Nepal's Imports Surge by 13.1% Amidst Rising Dependence on China and Other Nations
Author
NEPSE TRADING

Nepal's total imports have witnessed a notable upswing in the first eleven months of the fiscal year 2024/25, increasing by 13.1% compared to the same period last year. According to data released by the Nepal Rastra Bank, imports rose to Rs. 1.64 trillion, up from Rs. 1.45 trillion during the corresponding period of FY 2023/24.
This surge comes after a marginal contraction of 1.8% in FY 2023/24, signaling a sharp rebound in international trade activity amid improving domestic consumption and capital goods demand.
India Maintains Lead, But Share Contracts Slightly
Imports from India, Nepal's largest trading partner, rose by 7.6%, reaching Rs. 977.13 billion in the first eleven months of 2024/25. Though still dominant, the growth is relatively moderate when compared to the import increase from other regions. This suggests a diversification of sourcing, particularly toward China and third countries.

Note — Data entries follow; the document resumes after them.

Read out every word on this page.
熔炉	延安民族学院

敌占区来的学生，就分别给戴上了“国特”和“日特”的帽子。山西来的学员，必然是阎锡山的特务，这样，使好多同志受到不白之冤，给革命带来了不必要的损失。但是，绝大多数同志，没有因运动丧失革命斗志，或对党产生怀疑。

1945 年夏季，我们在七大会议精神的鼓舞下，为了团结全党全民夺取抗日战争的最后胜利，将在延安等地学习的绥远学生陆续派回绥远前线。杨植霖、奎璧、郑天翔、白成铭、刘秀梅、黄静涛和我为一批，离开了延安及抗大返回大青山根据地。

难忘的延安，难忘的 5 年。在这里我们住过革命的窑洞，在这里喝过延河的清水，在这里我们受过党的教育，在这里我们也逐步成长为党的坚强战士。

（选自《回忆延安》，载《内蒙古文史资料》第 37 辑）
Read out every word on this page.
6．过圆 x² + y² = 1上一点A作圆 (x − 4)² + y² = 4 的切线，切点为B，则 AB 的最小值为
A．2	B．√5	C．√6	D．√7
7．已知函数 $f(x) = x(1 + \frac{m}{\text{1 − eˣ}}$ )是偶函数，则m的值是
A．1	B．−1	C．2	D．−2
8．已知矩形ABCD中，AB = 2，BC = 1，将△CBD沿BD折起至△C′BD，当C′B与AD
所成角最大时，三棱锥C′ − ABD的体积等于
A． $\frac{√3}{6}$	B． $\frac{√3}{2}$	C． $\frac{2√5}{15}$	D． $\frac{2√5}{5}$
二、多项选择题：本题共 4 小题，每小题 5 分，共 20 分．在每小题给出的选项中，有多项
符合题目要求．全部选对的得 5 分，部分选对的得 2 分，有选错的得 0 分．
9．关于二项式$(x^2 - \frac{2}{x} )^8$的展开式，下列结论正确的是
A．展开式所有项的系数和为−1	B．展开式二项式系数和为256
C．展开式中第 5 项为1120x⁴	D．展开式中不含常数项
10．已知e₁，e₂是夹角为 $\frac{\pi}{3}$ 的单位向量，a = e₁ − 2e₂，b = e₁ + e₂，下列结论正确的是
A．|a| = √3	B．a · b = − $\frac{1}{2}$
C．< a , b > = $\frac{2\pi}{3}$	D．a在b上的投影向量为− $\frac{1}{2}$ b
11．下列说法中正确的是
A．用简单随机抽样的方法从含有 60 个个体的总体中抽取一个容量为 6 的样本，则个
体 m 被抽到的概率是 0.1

India had seen a 3.1% decline in the same period last year, which analysts attributed to tightening foreign exchange reserves and fuel import restrictions at the time. The 2024/25 rebound is supported by increased imports of petroleum products, automobiles, and pharmaceuticals.
Imports from China Continue to Climb Sharply
Imports from China surged to Rs. 314.57 billion, a 15.3% increase from the previous year’s figure of Rs. 272.81 billion. This builds on an already strong growth of 34.8% in 2023/24. The two-year compound growth indicates rising dependency on Chinese electronic goods, construction materials, and machinery.
With ongoing infrastructure projects and a shift in consumer electronics preferences, China’s role as a supplier is expected to expand further, possibly overtaking some segments currently dominated by Indian imports.
Significant Recovery in Imports from Other Countries
The most striking growth is seen in imports from other countries, which soared by 29.5%, from Rs. 272.59 billion in 2023/24 to Rs. 353.08 billion in 2024/25. This recovery follows a sharp 20% decline the previous year and reflects resumed trade with regions like the Gulf, Europe, and Southeast Asia.
The resurgence may be attributed to diversified procurement of industrial inputs, refined petroleum products, and luxury consumer goods that were temporarily restricted or deprioritized in the post-COVID recovery period.
Economists suggest that while import growth is a sign of economic recovery, it may reignite concerns about the widening trade deficit and pressure on foreign exchange reserves. The central bank may need to revisit import control policies or strengthen export incentives to restore trade balance.
Looking ahead, the upcoming months will be critical in determining whether this import growth sustains into FY 2025/26 or stabilizes as internal production and industrial substitutions improve.